We consider a total of 8 inconsistency measures for propositional logic as well as 4 measures for linear temporal logic on fixed traces (LTLff). More precisely, these are the contension, forgetting-based, hitting set, max-distance, sum-distance, hit-distance, problematic, and MUS-variable-based measures for propositional logic, and the LTL time, LTL contension, LTL problematic, and LTL MUS-variable-based measures for LTLff. With regard to the 8 measures for propositional logic, the associated decision problems of 6 of them are complete for the first level of the polynomial hierarchy (namely, these are the contension, forgetting-based, hitting set, max-distance, sum-distance, and hit-distance measures), and the associated decision problems of the remaining 2 are complete for the second level (consequently, these are the problematic and the MUS-variable-based measures). Regarding LTLff, the corresponding decision problems of 2 inconsistency measures are complete for the first level (these are the LTL time and the LTL contension measure), and 2 are complete for the second level (these are the LTL problematic and the LTL MUS-variable-based measure).

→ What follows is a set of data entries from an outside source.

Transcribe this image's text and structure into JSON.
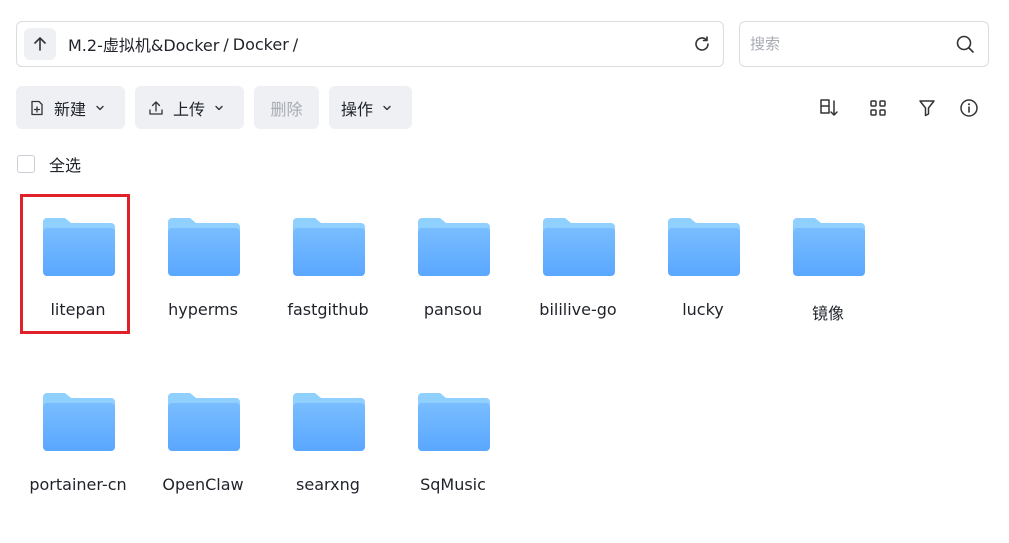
{
  "path": {
    "segments": [
      "M.2-虚拟机&Docker",
      "Docker"
    ],
    "separator": "/"
  },
  "search": {
    "placeholder": "搜索"
  },
  "toolbar": {
    "new_label": "新建",
    "upload_label": "上传",
    "delete_label": "删除",
    "actions_label": "操作"
  },
  "select_all_label": "全选",
  "folders": [
    {
      "name": "litepan",
      "selected": true
    },
    {
      "name": "hyperms"
    },
    {
      "name": "fastgithub"
    },
    {
      "name": "pansou"
    },
    {
      "name": "bililive-go"
    },
    {
      "name": "lucky"
    },
    {
      "name": "镜像"
    },
    {
      "name": "portainer-cn"
    },
    {
      "name": "OpenClaw"
    },
    {
      "name": "searxng"
    },
    {
      "name": "SqMusic"
    }
  ],
  "colors": {
    "folder_front": "#5aa7ff",
    "folder_back": "#8fd0ff",
    "selection_border": "#e0202b"
  }
}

With regard to the inconsistency measures that are associated with the first level of the polynomial hierarchy, we present algorithmic approaches based on answer set programming (ASP), Boolean satisfiability (SAT) solving, and maximum satisfiability (MaxSAT) solving. For the measures associated with the second level of the polynomial hierarchy, we apply ASP again, in addition to SAT-based counterexample-guided abstraction refinement (CEGAR). All approaches have been implemented and evaluated experimentally in order to compare the performance of the different solutions w.r.t. each measure. Thus, on the one hand, this thesis presents theoretical results in terms of ASP, SAT, and MaxSAT encodings and the respective correctness proofs, and on the other hand, it provides empirical results in the form of experimental evaluations.